Upon its debut in arcades, Darius Gaiden received critical acclaim, and was a commercial success. The Japanese magazine Gamest handed the game several awards, including the 2nd "Best Graphic", 3rd "Best Shooting", and 7th "Grand Prize" awards. Readers also voted it as being the fourth best arcade game of the year. Gamest commended Taito for not focusing on gimmicks like the panoramic screen, but instead on the gameplay by making it fresh and interesting. Staff praised the mechanics, soundtrack, graphical style, and overall presentation.

Home releases of Darius Gaiden, specifically the Sega Saturn version, also received positive reviews. The Saturn version sold over 70,000 copies in Japan alone. Famitsu awarded it the "Gold Hall of Fame" award, the magazine's second highest award for a game. Publications specifically focused on the gameplay and graphical style. The four reviewers for Electronic Gaming Monthly were impressed by the visuals for their 3D effect and detail, as were Famitsu staff and GamePros Air Hendrix. Staff at GameFan compared its quality to SNK's Pulstar. Rad Automatic of Sega Saturn Magazine praised Gaiden for its graphics and action-packed gameplay, specifically the level of challenge and usage of branching level paths.

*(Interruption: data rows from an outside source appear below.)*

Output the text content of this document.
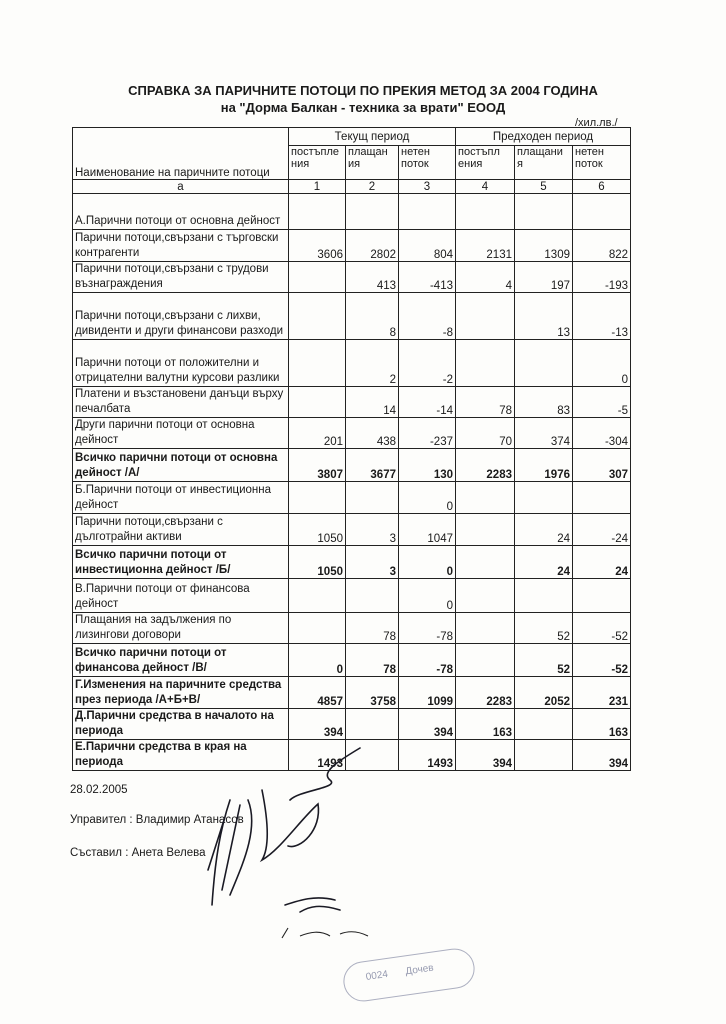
СПРАВКА ЗА ПАРИЧНИТЕ ПОТОЦИ ПО ПРЕКИЯ МЕТОД ЗА 2004 ГОДИНА
на "Дорма Балкан - техника за врати" ЕООД
/хил.лв./
Наименование на паричните потоци	Текущ период			Предходен период		
	постъпле ния	плащан ия	нетен поток	постъпл ения	плащани я	нетен поток
а	1	2	3	4	5	6
А.Парични потоци от основна дейност						
Парични потоци,свързани с търговски контрагенти	3606	2802	804	2131	1309	822
Парични потоци,свързани с трудови възнаграждения		413	-413	4	197	-193
Парични потоци,свързани с лихви, дивиденти и други финансови разходи		8	-8		13	-13
Парични потоци от положителни и отрицателни валутни курсови разлики		2	-2			0
Платени и възстановени данъци върху печалбата		14	-14	78	83	-5
Други парични потоци от основна дейност	201	438	-237	70	374	-304
Всичко парични потоци от основна дейност /А/	3807	3677	130	2283	1976	307
Б.Парични потоци от инвестиционна дейност			0			
Парични потоци,свързани с дълготрайни активи	1050	3	1047		24	-24
Всичко парични потоци от инвестиционна дейност /Б/	1050	3	0		24	24
В.Парични потоци от финансова дейност			0			
Плащания на задължения по лизингови договори		78	-78		52	-52
Всичко парични потоци от финансова дейност /В/	0	78	-78		52	-52
Г.Изменения на паричните средства през периода /А+Б+В/	4857	3758	1099	2283	2052	231
Д.Парични средства в началото на периода	394		394	163		163
Е.Парични средства в края на периода	1493		1493	394		394
28.02.2005
Управител : Владимир Атанасов
Съставил : Анета Велева
0024 Дочев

Critics felt indifferent about the soundtrack, some of whom liked its strangeness while others found it to be unfitting. The music was Automatic's sole complaint with the game, describing it as being "some fat bint warbling away like an Old Spice advert". Famitsu disagreed, claiming that the music gave the game some charm. GameFan said that Zuntata's compositions were surprisingly good and fit its atmosphere. Critics were also mixed towards the difficulty. Electronic Gaming Monthly stated that it was their only gripe towards Gaiden, feeling it was too high and made the game unnecessarily difficult to play. Automatic thought otherwise, saying that the difficulty was just right. GameFan staff argued that the Sega Saturn version was better than its arcade counterpart for its lack of slowdown and impressive graphical effects. Famitsu was less enthusiastic about the PlayStation conversion due to its slowdown problems, jerky scrolling, and unimpressive opening cutscenes. PC Gamers Daniel Erickson, who reviewed the Windows version argued that the game wasn't as impressive as it used to be, but that the gameplay and responsive controls made it a worthy pickup for fans of the genre.

Review scores
| Publication | Score |
|---|---|
| Electronic Gaming Monthly | 7.375/10 |
| Famitsu | 6/10, 9/10, 9/10, 9/10 (SS) 7/10, 5/10, 6/10, 7/10 (PS) |
| GameFan | 97/100, 90/100, 95/100 (SS) |
| Next Generation | 2/5 (SS) |
| PC Gamer (US) | 74% (PC) |
| Sega Saturn Magazine | 80% (SS) |

Awards
| Publication | Award |
|---|---|
| Famitsu | Gold Hall of Fame |
| Gamest | 2nd Best Graphic 3rd Best Shooting 7th Grand Prize |

===Retrospective feedback===
Darius Gaiden has been listed as being among the greatest side-scrolling shooters of all time. In 2014, Eurogamers Rupert Higham stated that Gaiden is "one of the most confident and accomplished sprite-based games ever imagined". He said that the game represented Taito's talent at designing unique stages that were fun to traverse through, and commented on the game's colorful, detailed visuals. Higham believes that Gaiden helped take the Darius franchise into a different direction, away from its focus on gimmicks such as the three-screen design and towards innovation and presentation. Higham also believes that Zuntata's soundtrack was one of the game's best and most memorable features. In 2016, Kurt Kalata of Hardcore Gaming 101 said that the game allowed the series to "[grow] its figurative beard" and become one of the most-respected shooter franchises. He praised the game for its visuals and level design; he especially praised the game's presentation for being one of the best for a shooter, and the "hauntingly beautiful" soundtrack for its strangeness, saying that it "[makes] for a game that is not only a great shoot-em-up, but also one of the finest audiovisual experiences in any 2D arcade game".